Pretty much all the “urban” culture I’m exposed to daily is about posturing. Renting a Lambo for your rap video is a cliche for a reason. Being boujee is a lifestyle to so many people you’re almost weird if you aren’t. Those who can’t afford the appearances resort to physical posturing to make themselves larger than the next kid.

Social media and the blogosphere are perfect examples of posture over reality. Nothing is real online. Every post is carefully crafted to give the best impression of the poster. Even humility isn’t real online, we are too good at the humble brag.

Politicians are masters of the practice of posturing. Party squabbles are nothing but posturing. Nationalism is itself the biggest peacock. Everything in politics is about the appearance of being the bigger, badder character on the block. Get the biggest bomb, have the biggest economy, have the biggest army, anything you can do to make your homeland the biggest.

But posturing is silly. You are not that big.

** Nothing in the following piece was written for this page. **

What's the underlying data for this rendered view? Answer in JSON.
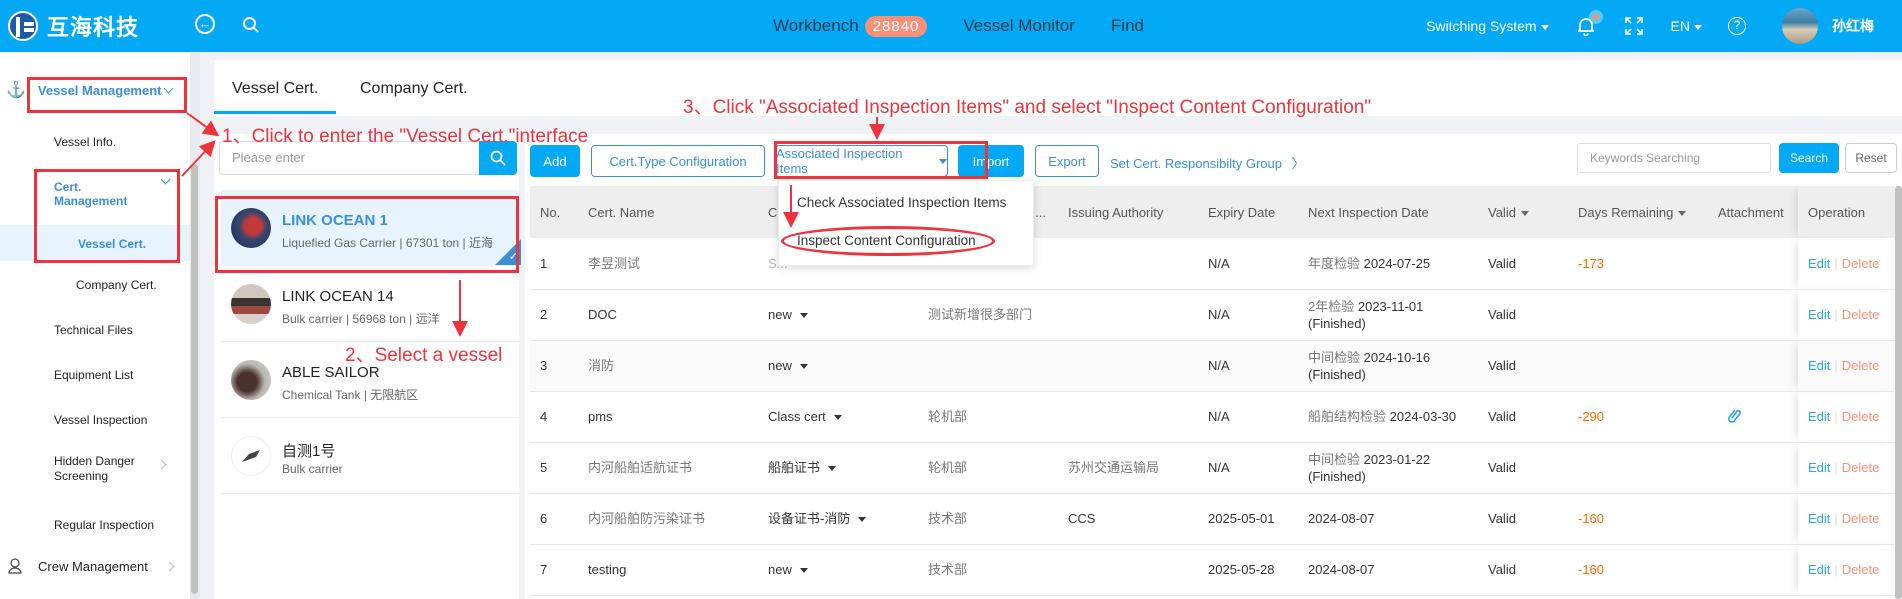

In fact you’re probably just as shattered and broken as the next guy. Most of the time the more extravagant the peacock the more fragile the ego. The higher the mountain the harder they fall so to speak. This applies to bullies on the bus, to politicians, and even to nations.

Perhaps the better policy is less posturing and more honesty. Perhaps we should all start admitting our weaknesses and help each other with our strengths. Perhaps we could all posture a little less and be humble instead.